The fair has another utility for hidden designers—it is a launch pad. Once described by Interior Design magazine as a “coming out party for New York’s hottest new furnishings designers,” lots of new North Brooklyn acts hope to come here, catch some press, and get into those aloof glossies. 25-year old Williamsburg-based Hugh Hayden is one of these. Using the plastic balls one finds in a McDonalds’ ball pit, Hayden sewed them together so that they stand upright, such that a complete set would make the ideal dinette-suite for Tom Hanks’ loft in the film, Big. Candy-colored with the give-and-take of real balls in a real ball-pit, the chairs—which range in price from $300 for a child’s bucket seat to $3,200 for the equivalent of a beanie-bag—are for child-minded adults.
As a Cornell University architecture student, Hayden attended a party that would change his life; It had a ball pit. “It was really fun and nostalgic,” he said, pointing to the Facebook photo he had found and reprinted of that seminal experience. “And I was thinking, how can I contain that experience in its own space, and make it a singular object?” He has displayed the chairs in the heralded Williamsburg design boutique, The Future Perfect, but those didn’t get nearly as much attention as the ones at this fair where, every few minutes, a child bored by the furniture everywhere else laid eyes on the line Hayden has named “FUNature” and asks, shyly, if she can test them out. “Go ahead,” Hayden says, and then, as an aside to a nearby adult: “It’s for the child in all of us.”
Nearby also making a big splash at the fair was Katie Deedy, a wallpaper designer whose rococo re-imaginings of octopi and cowboy lassos are hand-drawn in her Bushwick studio. Inspired by a parent who wrote children’s books, each design comes with its own narrative back story—the octopi are what Deedy dreamed-up to illustrate the afterlife of a drowned sea captain, the lassos that end in nooses tell the biography of the first female cattle herder.
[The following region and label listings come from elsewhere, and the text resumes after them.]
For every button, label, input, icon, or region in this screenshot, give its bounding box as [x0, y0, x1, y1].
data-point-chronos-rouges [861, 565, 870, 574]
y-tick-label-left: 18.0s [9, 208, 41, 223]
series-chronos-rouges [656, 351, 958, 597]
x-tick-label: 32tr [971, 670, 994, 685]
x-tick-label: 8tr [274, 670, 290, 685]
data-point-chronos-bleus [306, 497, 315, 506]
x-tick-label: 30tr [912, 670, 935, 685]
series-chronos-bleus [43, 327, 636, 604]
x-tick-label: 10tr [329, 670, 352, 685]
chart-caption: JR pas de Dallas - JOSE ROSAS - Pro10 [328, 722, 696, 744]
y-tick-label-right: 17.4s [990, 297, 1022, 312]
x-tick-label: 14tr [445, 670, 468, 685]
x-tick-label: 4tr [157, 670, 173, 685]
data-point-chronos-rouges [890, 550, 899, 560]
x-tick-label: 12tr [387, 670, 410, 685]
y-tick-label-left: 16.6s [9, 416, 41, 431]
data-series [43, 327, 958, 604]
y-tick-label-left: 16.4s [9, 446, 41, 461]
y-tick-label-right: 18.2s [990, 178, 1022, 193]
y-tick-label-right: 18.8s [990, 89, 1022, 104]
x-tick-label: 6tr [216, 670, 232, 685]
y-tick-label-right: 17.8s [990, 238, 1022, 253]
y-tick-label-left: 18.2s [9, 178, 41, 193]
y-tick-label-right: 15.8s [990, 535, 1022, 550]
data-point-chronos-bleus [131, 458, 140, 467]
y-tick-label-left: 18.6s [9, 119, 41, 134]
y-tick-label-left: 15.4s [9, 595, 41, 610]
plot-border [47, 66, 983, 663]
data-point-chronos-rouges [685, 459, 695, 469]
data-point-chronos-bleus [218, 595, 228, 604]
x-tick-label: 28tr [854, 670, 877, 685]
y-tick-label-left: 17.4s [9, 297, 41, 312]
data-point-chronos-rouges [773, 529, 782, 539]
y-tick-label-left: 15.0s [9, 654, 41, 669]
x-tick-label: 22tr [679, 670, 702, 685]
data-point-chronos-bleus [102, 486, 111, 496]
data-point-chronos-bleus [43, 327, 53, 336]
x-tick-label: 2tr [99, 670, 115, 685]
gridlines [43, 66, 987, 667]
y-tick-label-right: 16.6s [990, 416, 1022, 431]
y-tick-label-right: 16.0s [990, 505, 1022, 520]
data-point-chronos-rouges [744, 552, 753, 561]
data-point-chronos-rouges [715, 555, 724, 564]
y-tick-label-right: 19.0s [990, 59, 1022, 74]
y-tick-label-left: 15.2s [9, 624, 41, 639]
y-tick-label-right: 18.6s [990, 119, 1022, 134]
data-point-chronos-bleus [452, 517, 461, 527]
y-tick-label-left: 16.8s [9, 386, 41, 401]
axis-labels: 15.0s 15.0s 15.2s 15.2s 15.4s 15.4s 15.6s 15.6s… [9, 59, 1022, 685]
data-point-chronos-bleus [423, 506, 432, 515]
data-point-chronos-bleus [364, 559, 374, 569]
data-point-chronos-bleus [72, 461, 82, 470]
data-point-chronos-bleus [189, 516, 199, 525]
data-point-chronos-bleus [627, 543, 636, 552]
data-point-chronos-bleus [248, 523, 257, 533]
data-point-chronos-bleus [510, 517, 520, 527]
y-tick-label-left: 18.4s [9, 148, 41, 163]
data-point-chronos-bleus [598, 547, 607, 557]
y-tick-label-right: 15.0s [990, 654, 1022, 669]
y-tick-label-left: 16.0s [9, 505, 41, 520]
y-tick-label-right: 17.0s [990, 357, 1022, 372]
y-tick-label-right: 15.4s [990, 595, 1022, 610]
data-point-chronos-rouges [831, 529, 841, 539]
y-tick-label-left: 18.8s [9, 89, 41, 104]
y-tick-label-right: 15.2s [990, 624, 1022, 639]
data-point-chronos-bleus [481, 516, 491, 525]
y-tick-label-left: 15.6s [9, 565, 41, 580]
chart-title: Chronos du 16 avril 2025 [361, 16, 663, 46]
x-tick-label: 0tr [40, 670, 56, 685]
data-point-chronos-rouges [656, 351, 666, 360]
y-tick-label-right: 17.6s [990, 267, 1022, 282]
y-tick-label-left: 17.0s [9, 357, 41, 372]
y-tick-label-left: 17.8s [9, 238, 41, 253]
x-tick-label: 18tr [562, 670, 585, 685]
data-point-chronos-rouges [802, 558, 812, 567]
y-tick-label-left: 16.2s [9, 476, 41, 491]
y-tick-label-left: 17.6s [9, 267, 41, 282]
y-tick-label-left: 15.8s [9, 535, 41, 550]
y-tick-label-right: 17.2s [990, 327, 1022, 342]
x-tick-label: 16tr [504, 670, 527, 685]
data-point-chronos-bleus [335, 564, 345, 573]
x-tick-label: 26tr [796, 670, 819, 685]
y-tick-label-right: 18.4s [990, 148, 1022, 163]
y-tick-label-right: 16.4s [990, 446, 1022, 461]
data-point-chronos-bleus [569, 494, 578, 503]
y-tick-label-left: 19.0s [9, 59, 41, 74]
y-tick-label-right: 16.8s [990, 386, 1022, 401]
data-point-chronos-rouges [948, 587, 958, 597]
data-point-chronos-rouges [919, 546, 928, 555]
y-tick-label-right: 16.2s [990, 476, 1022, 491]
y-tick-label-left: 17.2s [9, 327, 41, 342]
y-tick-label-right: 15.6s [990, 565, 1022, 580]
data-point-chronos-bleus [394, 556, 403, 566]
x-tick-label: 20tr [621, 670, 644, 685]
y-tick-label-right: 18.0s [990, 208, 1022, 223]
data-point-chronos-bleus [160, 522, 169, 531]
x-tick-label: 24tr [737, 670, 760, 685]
For her next line, she’s thinking of something autobiographical, which will span from her mother’s arrival from Cuba to her current digs in Bushwick. “I’m constantly inspired by my neighborhood,” she said, from within her papered booth. “I’m so proud of this borough; Honestly, I wouldn’t want to do any other fair.”
But she’ll have to—this is just a launching pad, which for North Brooklyn’s unnoticed designers seems to be working.